January 1, 1997
As the Tulane bus rolled into Tiger Stadium on Nov. 23 for the LSU-Tulane football game, it passed thousands and thousands of purple-and-gold clad Tiger fans streaming into the stadium. A cocky LSU supporter saw the bus's Tulane sign and jeered, "Guess you're not used to seeing this many people at a football game!"
Yes, fans--and wins--in the Superdome have been as scarce as snow on Willow Street; just count back 14 years to the Wave's last winning season. Now, with one coach departing and a new coach leading the Green Wave, the question rises again: Can an institution that treasures its high academic standards also achieve a winning football program? A group of Tulane academic and athletic leaders say, emphatically, "yes."
"Prior to 1986 we had open admissions for athletics.
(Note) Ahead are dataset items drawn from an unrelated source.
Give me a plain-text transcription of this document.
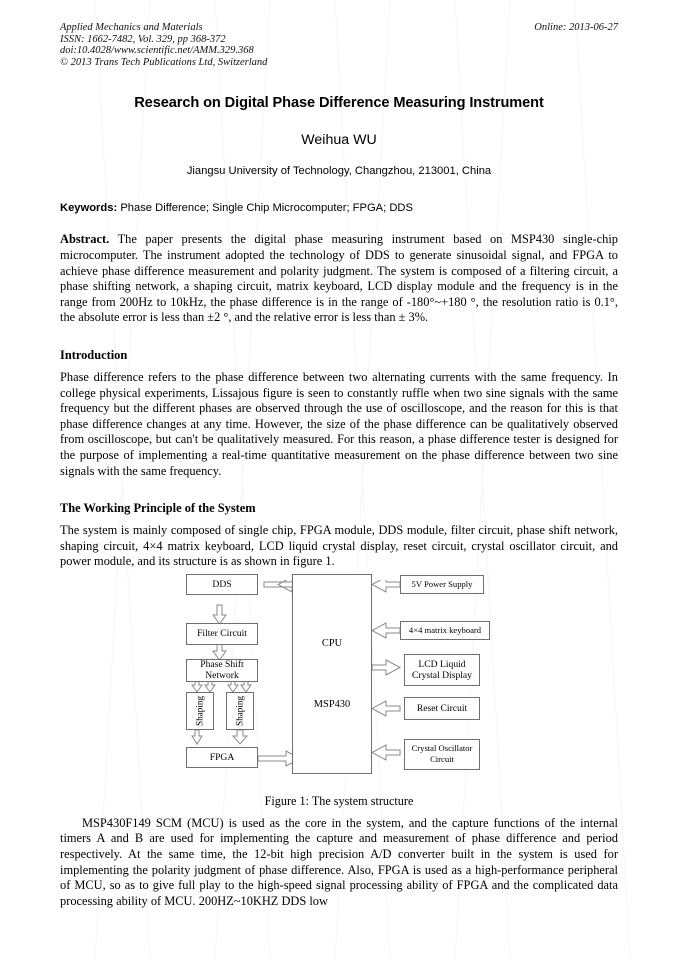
Online: 2013-06-27
Applied Mechanics and Materials
ISSN: 1662-7482, Vol. 329, pp 368-372
doi:10.4028/www.scientific.net/AMM.329.368
© 2013 Trans Tech Publications Ltd, Switzerland
Research on Digital Phase Difference Measuring Instrument
Weihua WU
Jiangsu University of Technology, Changzhou, 213001, China
Keywords: Phase Difference; Single Chip Microcomputer; FPGA; DDS
Abstract. The paper presents the digital phase measuring instrument based on MSP430 single-chip microcomputer. The instrument adopted the technology of DDS to generate sinusoidal signal, and FPGA to achieve phase difference measurement and polarity judgment. The system is composed of a filtering circuit, a phase shifting network, a shaping circuit, matrix keyboard, LCD display module and the frequency is in the range from 200Hz to 10kHz, the phase difference is in the range of -180°~+180 °, the resolution ratio is 0.1°, the absolute error is less than ±2 °, and the relative error is less than ± 3%.
Introduction
Phase difference refers to the phase difference between two alternating currents with the same frequency. In college physical experiments, Lissajous figure is seen to constantly ruffle when two sine signals with the same frequency but the different phases are observed through the use of oscilloscope, and the reason for this is that phase difference changes at any time. However, the size of the phase difference can be qualitatively observed from oscilloscope, but can't be qualitatively measured. For this reason, a phase difference tester is designed for the purpose of implementing a real-time quantitative measurement on the phase difference between two sine signals with the same frequency.
The Working Principle of the System
The system is mainly composed of single chip, FPGA module, DDS module, filter circuit, phase shift network, shaping circuit, 4×4 matrix keyboard, LCD liquid crystal display, reset circuit, crystal oscillator circuit, and power module, and its structure is as shown in figure 1.
DDS
Filter Circuit
Phase Shift Network
Shaping	Shaping
FPGA
CPU
MSP430
5V Power Supply
4×4 matrix keyboard
LCD Liquid Crystal Display
Reset Circuit
Crystal Oscillator Circuit
Figure 1: The system structure
MSP430F149 SCM (MCU) is used as the core in the system, and the capture functions of the internal timers A and B are used for implementing the capture and measurement of phase difference and period respectively. At the same time, the 12-bit high precision A/D converter built in the system is used for implementing the polarity judgment of phase difference. Also, FPGA is used as a high-performance peripheral of MCU, so as to give full play to the high-speed signal processing ability of FPGA and the complicated data processing ability of MCU. 200HZ~10KHZ DDS low
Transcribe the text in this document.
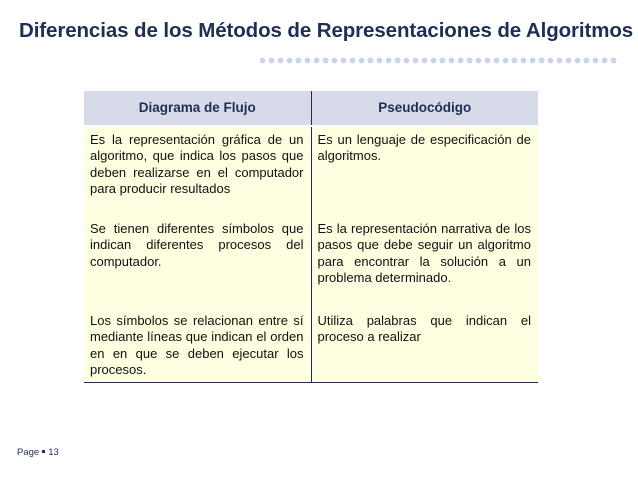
Diferencias de los Métodos de Representaciones de Algoritmos
Diagrama de Flujo	Pseudocódigo
Es la representación gráfica de un algoritmo, que indica los pasos que deben realizarse en el computador para producir resultados	Es un lenguaje de especificación de algoritmos.
Se tienen diferentes símbolos que indican diferentes procesos del computador.	Es la representación narrativa de los pasos que debe seguir un algoritmo para encontrar la solución a un problema determinado.
Los símbolos se relacionan entre sí mediante líneas que indican el orden en en que se deben ejecutar los procesos.	Utiliza palabras que indican el proceso a realizar
Page 13
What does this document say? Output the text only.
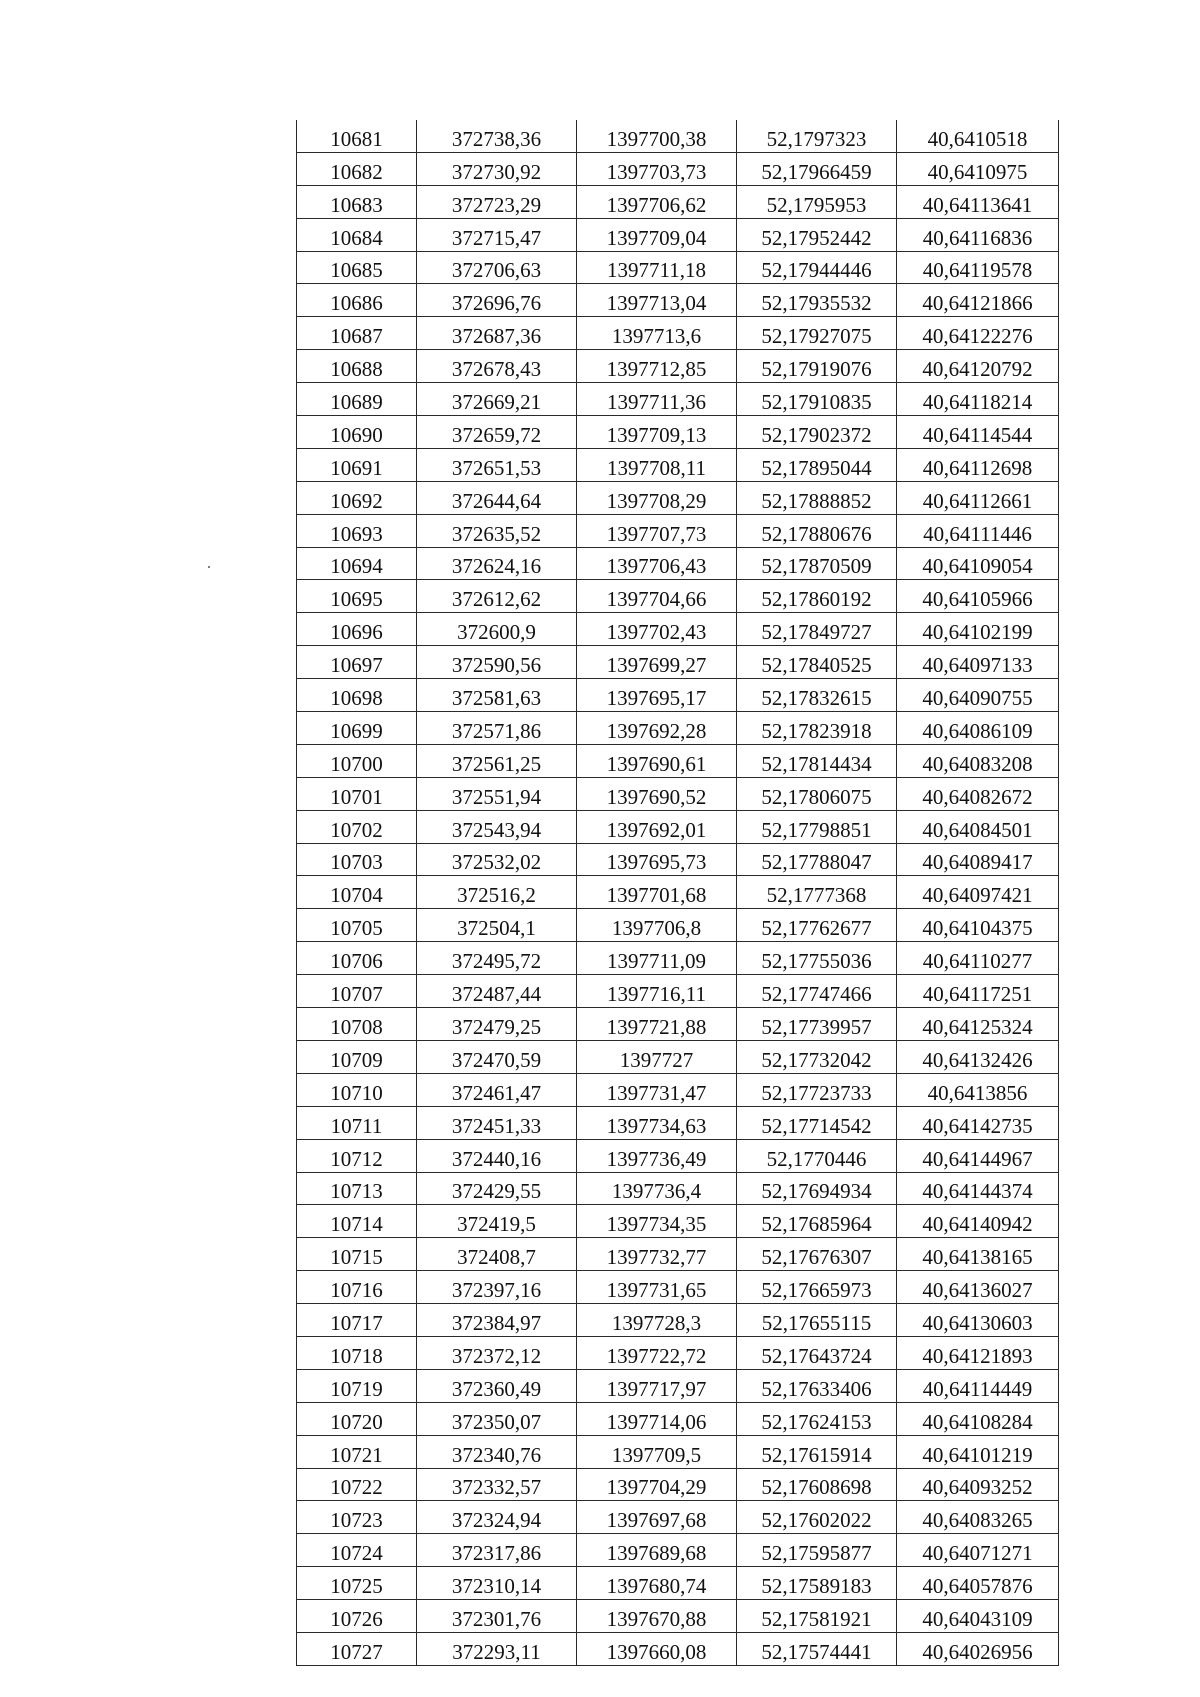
10681	372738,36	1397700,38	52,1797323	40,6410518
10682	372730,92	1397703,73	52,17966459	40,6410975
10683	372723,29	1397706,62	52,1795953	40,64113641
10684	372715,47	1397709,04	52,17952442	40,64116836
10685	372706,63	1397711,18	52,17944446	40,64119578
10686	372696,76	1397713,04	52,17935532	40,64121866
10687	372687,36	1397713,6	52,17927075	40,64122276
10688	372678,43	1397712,85	52,17919076	40,64120792
10689	372669,21	1397711,36	52,17910835	40,64118214
10690	372659,72	1397709,13	52,17902372	40,64114544
10691	372651,53	1397708,11	52,17895044	40,64112698
10692	372644,64	1397708,29	52,17888852	40,64112661
10693	372635,52	1397707,73	52,17880676	40,64111446
10694	372624,16	1397706,43	52,17870509	40,64109054
10695	372612,62	1397704,66	52,17860192	40,64105966
10696	372600,9	1397702,43	52,17849727	40,64102199
10697	372590,56	1397699,27	52,17840525	40,64097133
10698	372581,63	1397695,17	52,17832615	40,64090755
10699	372571,86	1397692,28	52,17823918	40,64086109
10700	372561,25	1397690,61	52,17814434	40,64083208
10701	372551,94	1397690,52	52,17806075	40,64082672
10702	372543,94	1397692,01	52,17798851	40,64084501
10703	372532,02	1397695,73	52,17788047	40,64089417
10704	372516,2	1397701,68	52,1777368	40,64097421
10705	372504,1	1397706,8	52,17762677	40,64104375
10706	372495,72	1397711,09	52,17755036	40,64110277
10707	372487,44	1397716,11	52,17747466	40,64117251
10708	372479,25	1397721,88	52,17739957	40,64125324
10709	372470,59	1397727	52,17732042	40,64132426
10710	372461,47	1397731,47	52,17723733	40,6413856
10711	372451,33	1397734,63	52,17714542	40,64142735
10712	372440,16	1397736,49	52,1770446	40,64144967
10713	372429,55	1397736,4	52,17694934	40,64144374
10714	372419,5	1397734,35	52,17685964	40,64140942
10715	372408,7	1397732,77	52,17676307	40,64138165
10716	372397,16	1397731,65	52,17665973	40,64136027
10717	372384,97	1397728,3	52,17655115	40,64130603
10718	372372,12	1397722,72	52,17643724	40,64121893
10719	372360,49	1397717,97	52,17633406	40,64114449
10720	372350,07	1397714,06	52,17624153	40,64108284
10721	372340,76	1397709,5	52,17615914	40,64101219
10722	372332,57	1397704,29	52,17608698	40,64093252
10723	372324,94	1397697,68	52,17602022	40,64083265
10724	372317,86	1397689,68	52,17595877	40,64071271
10725	372310,14	1397680,74	52,17589183	40,64057876
10726	372301,76	1397670,88	52,17581921	40,64043109
10727	372293,11	1397660,08	52,17574441	40,64026956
Academics didn't interfere at all, yet we didn't have wins," says Rick Marksbury, dean of University College. "There is no connection between lowering our standards and having a winning season." Marksbury has a bird's-eye view of the issue; most athletes are enrolled in University College, at least initially.
Over the years, he has worked with seven football coaches in helping take care of the academic needs of student athletes. "The burden is on this college to get them (student- athletes) the support they need," he says. "Those students have to have a fighting chance to get through."
That view is echoed by faculty member Hugh Lester, who heads the University Senate's Athletic Admission Subcommittee, part of the Committee on Educational Policy. Lester's subcommittee "is charged with looking at every student the athletic department wants to admit on athletic scholarship," he explains. "We look at each one and determine if they have a good chance of success at Tulane University."
Several important standards are applied to the prospective students, whose paperwork comes before Lester's subcommittee. Tulane, of course, has one set of requirements for most of its prospective students, and the National Collegiate Athletic Association (NCAA) has a set of minimum guidelines that those athletes must meet. The complicated NCAA requirements are based on a sliding scale that considers a student's high school grade point average on a set of core courses and SAT or ACT standardized test scores.
The prospective students considered by Lester's subcommittee have scores that fall somewhere between the two: below the Tulane requirements but above the NCAA standards. A very limited number of those "special admit" students will be approved for scholarships and that selection is a serious job , Lester says. Often the subcommittee pores through each applicant's admission material, looking beyond scores and grades to high school involvement, family background and the essay, which every prospective Tulane student must submit.
"We review this material very carefully and we recommend only those with a high probability of success here," Lester adds. Sandy Barbour, athletic director, sees this selection process in a slightly different way. In the overall admission process, she says, "the university takes exceptions for special talents, and athletic ability is one of them. We're not admitting anybody we haven't made a close assessment of, to be sure that they can navigate the curriculum."
But Barbour adds, "Our academic standards are not an impediment to success; in fact, they are our point of difference"--one way Tulane distinguishes itself from other schools in the highly competitive recruitment process. She also believes that new football coach Tommy Bowden supports that position.
"Tommy Bowden believes heavily in the student-athlete concept," Barbour says. "His players will be students first and athletes second, but they will be highly successful on the field and in the classroom. He feels that we don't have to change our academic standards to be successful."